BlackRock boss Larry Fink hails fund amid Pimco turmoil
BlackRock boss Larry Fink moved to exploit upheaval at rival Pimco yesterday by lauding his group’s own bond offering, as its fixed-income assets ballooned by $11bn.
Fink, who helped invent mortgage backed securities as a young banker with First Boston in the 1980s, said BlackRock differed from its rivals by not having a chief investment officer, traditionally the most dominant position at a fund house.

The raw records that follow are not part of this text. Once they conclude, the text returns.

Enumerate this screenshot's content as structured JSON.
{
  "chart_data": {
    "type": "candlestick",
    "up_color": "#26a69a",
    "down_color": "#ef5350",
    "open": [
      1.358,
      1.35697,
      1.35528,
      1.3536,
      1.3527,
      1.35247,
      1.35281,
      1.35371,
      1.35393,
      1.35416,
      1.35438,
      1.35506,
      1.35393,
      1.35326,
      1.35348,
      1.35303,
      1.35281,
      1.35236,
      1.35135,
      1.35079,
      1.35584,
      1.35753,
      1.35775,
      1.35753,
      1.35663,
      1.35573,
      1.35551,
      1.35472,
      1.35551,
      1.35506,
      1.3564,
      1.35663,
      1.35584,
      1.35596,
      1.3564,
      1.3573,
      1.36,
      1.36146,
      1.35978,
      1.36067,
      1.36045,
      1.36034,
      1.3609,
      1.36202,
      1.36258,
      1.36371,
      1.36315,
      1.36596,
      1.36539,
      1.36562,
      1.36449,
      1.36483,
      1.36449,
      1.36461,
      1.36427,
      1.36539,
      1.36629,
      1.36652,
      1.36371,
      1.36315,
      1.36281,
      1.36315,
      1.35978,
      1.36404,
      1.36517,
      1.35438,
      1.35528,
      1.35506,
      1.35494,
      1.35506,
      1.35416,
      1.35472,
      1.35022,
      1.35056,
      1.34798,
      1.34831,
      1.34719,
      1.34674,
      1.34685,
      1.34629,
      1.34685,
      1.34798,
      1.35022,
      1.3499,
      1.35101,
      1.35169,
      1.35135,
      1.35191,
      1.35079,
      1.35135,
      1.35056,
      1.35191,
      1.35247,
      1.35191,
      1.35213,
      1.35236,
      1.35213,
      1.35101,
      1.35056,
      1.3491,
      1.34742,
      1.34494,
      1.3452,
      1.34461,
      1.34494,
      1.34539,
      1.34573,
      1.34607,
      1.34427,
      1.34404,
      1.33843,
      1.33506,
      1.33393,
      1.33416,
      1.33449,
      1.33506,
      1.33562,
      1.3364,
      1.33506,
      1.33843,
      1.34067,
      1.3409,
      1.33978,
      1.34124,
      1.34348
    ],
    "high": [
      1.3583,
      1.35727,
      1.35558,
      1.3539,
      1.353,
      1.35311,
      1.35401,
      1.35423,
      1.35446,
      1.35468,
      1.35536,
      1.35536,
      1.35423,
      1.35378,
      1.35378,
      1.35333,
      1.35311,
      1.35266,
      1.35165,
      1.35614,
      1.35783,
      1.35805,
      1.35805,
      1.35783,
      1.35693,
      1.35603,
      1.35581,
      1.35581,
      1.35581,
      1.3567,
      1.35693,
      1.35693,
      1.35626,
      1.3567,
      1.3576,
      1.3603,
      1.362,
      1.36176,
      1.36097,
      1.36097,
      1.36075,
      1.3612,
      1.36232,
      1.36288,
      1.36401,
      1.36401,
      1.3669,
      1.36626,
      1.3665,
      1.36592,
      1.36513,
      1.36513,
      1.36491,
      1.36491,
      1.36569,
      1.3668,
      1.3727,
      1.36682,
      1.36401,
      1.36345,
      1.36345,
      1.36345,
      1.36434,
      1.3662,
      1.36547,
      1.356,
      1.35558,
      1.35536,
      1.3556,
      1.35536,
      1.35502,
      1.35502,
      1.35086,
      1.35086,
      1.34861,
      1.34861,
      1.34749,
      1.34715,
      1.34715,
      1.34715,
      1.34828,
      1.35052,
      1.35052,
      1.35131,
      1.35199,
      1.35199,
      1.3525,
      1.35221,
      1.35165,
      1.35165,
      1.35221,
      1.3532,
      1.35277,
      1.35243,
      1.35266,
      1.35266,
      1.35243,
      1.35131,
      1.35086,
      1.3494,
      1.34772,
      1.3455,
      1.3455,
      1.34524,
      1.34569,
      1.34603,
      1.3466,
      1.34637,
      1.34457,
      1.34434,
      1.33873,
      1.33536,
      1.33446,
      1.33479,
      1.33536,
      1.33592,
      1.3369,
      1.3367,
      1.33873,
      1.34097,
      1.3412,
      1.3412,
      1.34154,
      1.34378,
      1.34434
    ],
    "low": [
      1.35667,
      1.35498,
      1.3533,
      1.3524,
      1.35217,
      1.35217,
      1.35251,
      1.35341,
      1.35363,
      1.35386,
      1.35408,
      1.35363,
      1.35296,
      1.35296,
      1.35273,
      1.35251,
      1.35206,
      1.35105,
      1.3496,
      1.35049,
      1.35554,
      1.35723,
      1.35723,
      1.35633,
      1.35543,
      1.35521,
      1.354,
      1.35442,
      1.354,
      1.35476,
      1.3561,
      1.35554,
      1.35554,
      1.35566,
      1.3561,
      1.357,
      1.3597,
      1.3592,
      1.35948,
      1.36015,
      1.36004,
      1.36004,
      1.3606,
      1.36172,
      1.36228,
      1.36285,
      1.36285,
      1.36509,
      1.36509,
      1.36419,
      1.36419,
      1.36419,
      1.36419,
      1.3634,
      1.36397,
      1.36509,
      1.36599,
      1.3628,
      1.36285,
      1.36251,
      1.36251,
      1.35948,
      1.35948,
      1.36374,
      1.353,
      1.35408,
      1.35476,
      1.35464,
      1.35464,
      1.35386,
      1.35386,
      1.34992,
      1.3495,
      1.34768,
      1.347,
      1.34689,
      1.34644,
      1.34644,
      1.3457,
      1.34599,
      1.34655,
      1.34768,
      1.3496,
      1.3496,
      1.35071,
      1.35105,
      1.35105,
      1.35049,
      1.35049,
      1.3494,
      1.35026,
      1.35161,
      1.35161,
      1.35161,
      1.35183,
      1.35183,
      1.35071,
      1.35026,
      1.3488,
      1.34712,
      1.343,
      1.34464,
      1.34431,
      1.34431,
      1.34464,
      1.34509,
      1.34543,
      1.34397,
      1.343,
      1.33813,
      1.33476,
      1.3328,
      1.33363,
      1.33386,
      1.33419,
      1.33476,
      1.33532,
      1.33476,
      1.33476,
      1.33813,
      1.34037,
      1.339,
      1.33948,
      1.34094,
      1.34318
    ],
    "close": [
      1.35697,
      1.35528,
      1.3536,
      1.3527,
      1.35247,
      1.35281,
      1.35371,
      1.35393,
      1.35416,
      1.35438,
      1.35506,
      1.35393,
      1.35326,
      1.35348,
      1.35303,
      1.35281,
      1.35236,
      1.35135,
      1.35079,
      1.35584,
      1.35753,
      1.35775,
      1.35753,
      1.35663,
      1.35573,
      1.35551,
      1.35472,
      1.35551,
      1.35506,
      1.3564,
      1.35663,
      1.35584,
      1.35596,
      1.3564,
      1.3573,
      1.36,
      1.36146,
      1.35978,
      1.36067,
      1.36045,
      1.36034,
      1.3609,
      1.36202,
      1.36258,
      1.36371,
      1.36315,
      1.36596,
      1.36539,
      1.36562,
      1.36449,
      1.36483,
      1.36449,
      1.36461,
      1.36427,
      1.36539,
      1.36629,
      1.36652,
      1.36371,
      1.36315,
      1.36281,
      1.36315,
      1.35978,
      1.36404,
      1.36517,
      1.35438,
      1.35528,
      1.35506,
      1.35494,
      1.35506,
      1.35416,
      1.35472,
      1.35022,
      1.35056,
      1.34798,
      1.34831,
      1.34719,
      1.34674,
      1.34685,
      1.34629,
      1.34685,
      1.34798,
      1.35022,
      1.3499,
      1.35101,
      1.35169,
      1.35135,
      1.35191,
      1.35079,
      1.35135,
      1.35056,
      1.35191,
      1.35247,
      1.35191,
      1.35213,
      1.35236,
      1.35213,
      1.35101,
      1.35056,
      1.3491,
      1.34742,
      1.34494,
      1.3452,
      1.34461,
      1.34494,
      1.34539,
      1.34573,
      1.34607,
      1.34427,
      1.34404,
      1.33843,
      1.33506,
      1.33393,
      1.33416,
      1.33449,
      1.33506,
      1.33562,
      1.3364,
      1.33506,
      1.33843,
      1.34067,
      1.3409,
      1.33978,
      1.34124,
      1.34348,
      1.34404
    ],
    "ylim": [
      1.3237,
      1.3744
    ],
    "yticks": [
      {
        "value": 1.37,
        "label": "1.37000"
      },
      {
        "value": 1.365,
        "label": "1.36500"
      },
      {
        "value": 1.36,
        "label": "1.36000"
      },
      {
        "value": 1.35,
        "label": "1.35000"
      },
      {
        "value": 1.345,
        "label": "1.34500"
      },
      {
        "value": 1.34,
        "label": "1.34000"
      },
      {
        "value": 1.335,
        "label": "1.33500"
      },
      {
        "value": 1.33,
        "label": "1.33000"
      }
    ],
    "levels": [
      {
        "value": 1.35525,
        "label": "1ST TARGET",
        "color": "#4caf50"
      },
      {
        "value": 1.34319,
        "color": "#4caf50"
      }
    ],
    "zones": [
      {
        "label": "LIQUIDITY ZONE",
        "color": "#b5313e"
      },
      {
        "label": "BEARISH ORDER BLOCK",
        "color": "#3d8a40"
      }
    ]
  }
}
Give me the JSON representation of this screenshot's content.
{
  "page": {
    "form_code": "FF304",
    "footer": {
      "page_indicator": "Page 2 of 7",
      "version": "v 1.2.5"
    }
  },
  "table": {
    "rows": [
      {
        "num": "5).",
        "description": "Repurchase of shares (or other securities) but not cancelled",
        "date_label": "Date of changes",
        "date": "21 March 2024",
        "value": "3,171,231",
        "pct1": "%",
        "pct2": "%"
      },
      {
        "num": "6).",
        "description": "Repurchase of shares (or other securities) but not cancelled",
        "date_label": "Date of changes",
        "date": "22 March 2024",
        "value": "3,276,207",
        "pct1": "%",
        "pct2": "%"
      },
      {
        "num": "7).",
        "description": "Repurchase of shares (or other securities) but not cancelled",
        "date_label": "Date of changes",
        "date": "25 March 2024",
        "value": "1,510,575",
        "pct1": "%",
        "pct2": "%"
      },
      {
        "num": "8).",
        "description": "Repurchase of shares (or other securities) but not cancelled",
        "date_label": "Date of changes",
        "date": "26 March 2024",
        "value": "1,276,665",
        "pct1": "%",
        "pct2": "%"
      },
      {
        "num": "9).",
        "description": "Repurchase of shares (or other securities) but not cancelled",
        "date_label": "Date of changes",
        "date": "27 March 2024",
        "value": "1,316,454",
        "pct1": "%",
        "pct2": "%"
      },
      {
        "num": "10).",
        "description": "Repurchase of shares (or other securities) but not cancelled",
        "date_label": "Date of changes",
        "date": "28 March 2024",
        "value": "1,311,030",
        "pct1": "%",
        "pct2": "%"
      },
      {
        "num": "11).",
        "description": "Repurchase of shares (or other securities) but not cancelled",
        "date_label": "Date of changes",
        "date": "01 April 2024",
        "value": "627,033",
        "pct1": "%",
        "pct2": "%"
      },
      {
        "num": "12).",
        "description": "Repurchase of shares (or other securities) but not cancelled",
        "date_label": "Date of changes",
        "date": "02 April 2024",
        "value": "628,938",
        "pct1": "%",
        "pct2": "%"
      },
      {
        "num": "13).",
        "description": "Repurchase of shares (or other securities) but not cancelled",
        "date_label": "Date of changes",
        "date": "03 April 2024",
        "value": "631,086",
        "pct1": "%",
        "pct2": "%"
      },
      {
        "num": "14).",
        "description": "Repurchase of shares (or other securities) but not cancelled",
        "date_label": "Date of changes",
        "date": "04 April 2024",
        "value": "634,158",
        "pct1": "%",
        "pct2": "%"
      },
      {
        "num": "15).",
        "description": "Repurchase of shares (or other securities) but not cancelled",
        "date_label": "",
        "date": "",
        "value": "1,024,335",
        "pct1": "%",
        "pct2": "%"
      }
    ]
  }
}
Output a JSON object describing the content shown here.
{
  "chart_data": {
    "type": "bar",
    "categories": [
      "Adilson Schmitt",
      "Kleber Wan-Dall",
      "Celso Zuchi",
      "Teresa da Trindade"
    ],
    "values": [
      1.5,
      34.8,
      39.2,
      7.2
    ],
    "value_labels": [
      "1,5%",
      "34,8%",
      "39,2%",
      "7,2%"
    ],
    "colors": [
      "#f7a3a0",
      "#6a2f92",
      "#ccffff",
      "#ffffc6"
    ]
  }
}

“The team-based approach is a critical differentiator for BlackRock. We do not and never had a centralised CIO. We do not have a house view or any one person setting a single investment platform,” he said yesterday.
The point was seen as a veiled reference to BlackRock’s great buyside rival Pimco, which saw $23.5bn pulled out of its funds after the sudden exit of Pimco CIO Bill Gross last month.
Gross founded Pimco and has been considered the essence of the California-based business for the past 40 years. His flagship total return bond funds at Pimco held $293bn at its peak last year.
BlackRock said fixed income was its strongest product for the three months ended 30 September after retail investors added $5.4bn and its iShares fixed income range attracted $3.7bn. Institutional investors pulled $3.5bn from its active funds but added $5.5bn to passive funds. Fixed income inflows were $11.1bn overall. Group profits rose 26 per cent to $917m.